I'm told there is an old saying in poker that goes "if you look around the table and can't tell who the sucker is, it's you." I sincerely doubt we took advantage of the salesman so I'm guessing we're the ones who lost on this deal. But for the life of me I can't figure out how. The price I got for the new car was 1.7% higher than the wholesale price, they did nail me for $32 in stupid fees and the price I got for the trade in was $100 under what both Kelly and Edmunds thought it was worth. Sure, if we were willing to do a private sale on our used car we could literally double what we got in trade in but that still wasn't enough money to put up with the pain of handling a sale ourselves. So near as I can tell we might have lost around $132 on this sale assuming that the price we paid for the car was just 'fair' rather than a great deal. I don't know, this looks like a pretty clean getaway to me and we absolutely love the car. So I'm going to declare this experience a success for everyone involved.
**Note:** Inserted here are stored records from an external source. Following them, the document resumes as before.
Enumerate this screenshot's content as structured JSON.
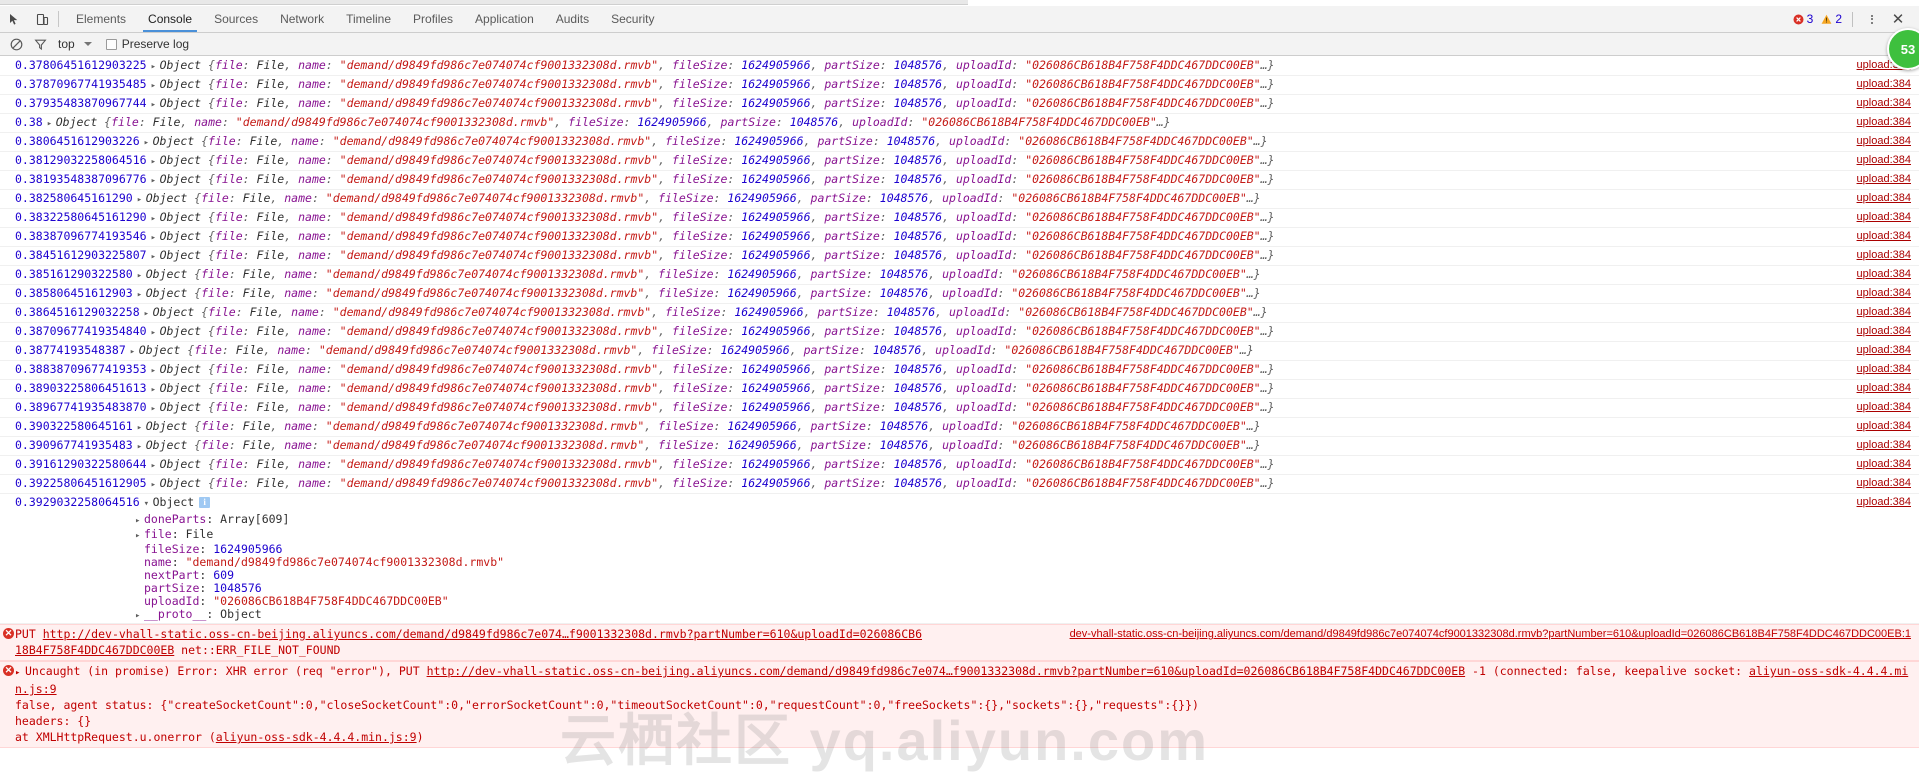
{
  "devtools": {
    "tabs": [
      {
        "label": "Elements",
        "active": false
      },
      {
        "label": "Console",
        "active": true
      },
      {
        "label": "Sources",
        "active": false
      },
      {
        "label": "Network",
        "active": false
      },
      {
        "label": "Timeline",
        "active": false
      },
      {
        "label": "Profiles",
        "active": false
      },
      {
        "label": "Application",
        "active": false
      },
      {
        "label": "Audits",
        "active": false
      },
      {
        "label": "Security",
        "active": false
      }
    ],
    "inspect_icon": "inspect-element-icon",
    "device_icon": "toggle-device-toolbar-icon",
    "error_count": "3",
    "warning_count": "2",
    "error_icon": "error-circle-icon",
    "warning_icon": "warning-triangle-icon",
    "kebab_icon": "more-options-icon",
    "close_icon": "close-icon"
  },
  "filterbar": {
    "clear_icon": "clear-console-icon",
    "filter_icon": "filter-funnel-icon",
    "context": "top",
    "context_caret_icon": "chevron-down-icon",
    "preserve_log_label": "Preserve log",
    "preserve_log_checked": false
  },
  "console": {
    "source_link": "upload:384",
    "object_label": "Object",
    "file_value": "File",
    "keys": {
      "file": "file",
      "name": "name",
      "fileSize": "fileSize",
      "partSize": "partSize",
      "uploadId": "uploadId",
      "doneParts": "doneParts",
      "nextPart": "nextPart",
      "proto": "__proto__"
    },
    "values": {
      "name": "\"demand/d9849fd986c7e074074cf9001332308d.rmvb\"",
      "fileSize": "1624905966",
      "partSize": "1048576",
      "uploadId_truncated": "\"026086CB618B4F758F4DDC467DDC00EB\"",
      "uploadId_full": "\"026086CB618B4F758F4DDC467DDC00EB\"",
      "doneParts": "Array[609]",
      "nextPart": "609",
      "name_plain": "\"demand/d9849fd986c7e074074cf9001332308d.rmvb\"",
      "fileSize_plain": "1624905966",
      "partSize_plain": "1048576",
      "proto": "Object"
    },
    "ellipsis": "…}",
    "collapsed_rows": [
      {
        "progress": "0.37806451612903225",
        "truncated": true
      },
      {
        "progress": "0.37870967741935485",
        "truncated": true
      },
      {
        "progress": "0.37935483870967744",
        "truncated": false
      },
      {
        "progress": "0.38",
        "truncated": false
      },
      {
        "progress": "0.3806451612903226",
        "truncated": true
      },
      {
        "progress": "0.38129032258064516",
        "truncated": true
      },
      {
        "progress": "0.38193548387096776",
        "truncated": true
      },
      {
        "progress": "0.382580645161290",
        "truncated": false
      },
      {
        "progress": "0.38322580645161290",
        "truncated": false
      },
      {
        "progress": "0.38387096774193546",
        "truncated": true
      },
      {
        "progress": "0.38451612903225807",
        "truncated": true
      },
      {
        "progress": "0.385161290322580",
        "truncated": false
      },
      {
        "progress": "0.385806451612903",
        "truncated": false
      },
      {
        "progress": "0.3864516129032258",
        "truncated": true
      },
      {
        "progress": "0.38709677419354840",
        "truncated": true
      },
      {
        "progress": "0.38774193548387",
        "truncated": false
      },
      {
        "progress": "0.38838709677419353",
        "truncated": false
      },
      {
        "progress": "0.38903225806451613",
        "truncated": false
      },
      {
        "progress": "0.38967741935483870",
        "truncated": false
      },
      {
        "progress": "0.390322580645161",
        "truncated": false
      },
      {
        "progress": "0.390967741935483",
        "truncated": false
      },
      {
        "progress": "0.39161290322580644",
        "truncated": false
      },
      {
        "progress": "0.39225806451612905",
        "truncated": false
      }
    ],
    "expanded_row": {
      "progress": "0.3929032258064516",
      "info_badge": "i"
    }
  },
  "errors": [
    {
      "icon": "error-circle-icon",
      "method": "PUT",
      "url_display": "http://dev-vhall-static.oss-cn-beijing.aliyuncs.com/demand/d9849fd986c7e074…f9001332308d.rmvb?partNumber=610&uploadId=026086CB6",
      "url_wrap": "18B4F758F4DDC467DDC00EB",
      "net_error": "net::ERR_FILE_NOT_FOUND",
      "source": "dev-vhall-static.oss-cn-beijing.aliyuncs.com/demand/d9849fd986c7e074074cf9001332308d.rmvb?partNumber=610&uploadId=026086CB618B4F758F4DDC467DDC00EB:1"
    },
    {
      "icon": "error-circle-icon",
      "disclosure": "▶",
      "prefix": "Uncaught (in promise) Error: XHR error (req \"error\"), PUT ",
      "url_inline": "http://dev-vhall-static.oss-cn-beijing.aliyuncs.com/demand/d9849fd986c7e074…f9001332308d.rmvb?partNumber=610&uploadId=026086CB618B4F758F4DDC467DDC00EB",
      "suffix1": " -1 (connected: false, keepalive socket: ",
      "line2": "false, agent status: {\"createSocketCount\":0,\"closeSocketCount\":0,\"errorSocketCount\":0,\"timeoutSocketCount\":0,\"requestCount\":0,\"freeSockets\":{},\"sockets\":{},\"requests\":{}})",
      "line3": "headers: {}",
      "line4_prefix": "    at XMLHttpRequest.u.onerror (",
      "line4_link": "aliyun-oss-sdk-4.4.4.min.js:9",
      "line4_suffix": ")",
      "source": "aliyun-oss-sdk-4.4.4.min.js:9"
    }
  ],
  "watermark": "云栖社区 yq.aliyun.com",
  "side_badge": "53",
  "colors": {
    "accent": "#4a90d9",
    "error": "#d93025",
    "error_bg": "#fff0f0",
    "warning": "#f5a623",
    "badge_green": "#3ec03e",
    "string_red": "#c41a16",
    "key_purple": "#881391",
    "number_blue": "#1c00cf",
    "toolbar_bg": "#f3f3f3"
  }
}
1Anyone with a financial background is now screaming "But you have to adjust for present value!" To be fair, if you're going to adjust for present value then you also need to adjust for future inflation so that the daily payment amount stays constant in real terms. If you take the current 3 month t-bill rate (3.51%) as being the effective daily risk rate and subtract a typical inflation rate of say 3% then you have a real daily interest rate of 0.51%. Plugging that into the present value of an annuity due (and remembering that i = 0.0051/365 and n = 365*10) I get a present value that is only 2.51% less than the non-discounted value. One could argue that interest rates are currently depressed so let's instead take the 5 year TIPS rate which is currently yielding 1.81%, in that case I get a 8.53% discount which still isn't much.

2To be fair getting a car loan isn't always a bad option, in some cases it is a real investment. For example, getting a reliable car allowed my father, when he came to the U.S., to both hold down a full time job and go to college. That wouldn't have been possible if he had to rely on LA's public transport system.

3The Edmunds infopack also came with a 45 page article entitled "Confessions of a Car Salesman". Although I already knew most of the information from other sources, such as "The Power of Persuasion", nevertheless it was a useful refresher and helped me to clarify my own thinking in how to approach negotiating a price at the dealer.

4At the very end of the day while we were signing 10,000 sheets of paper I finally saw a break down of the fees. Most of it really were various required fees. The only rip off I could see was a Documentary Service Fee for $35. Under Washington State House Bill 2215 from 2003 this fee is legal although it is not mandatory, e.g. the dealer can choose not to charge it, and it can't be more than $35.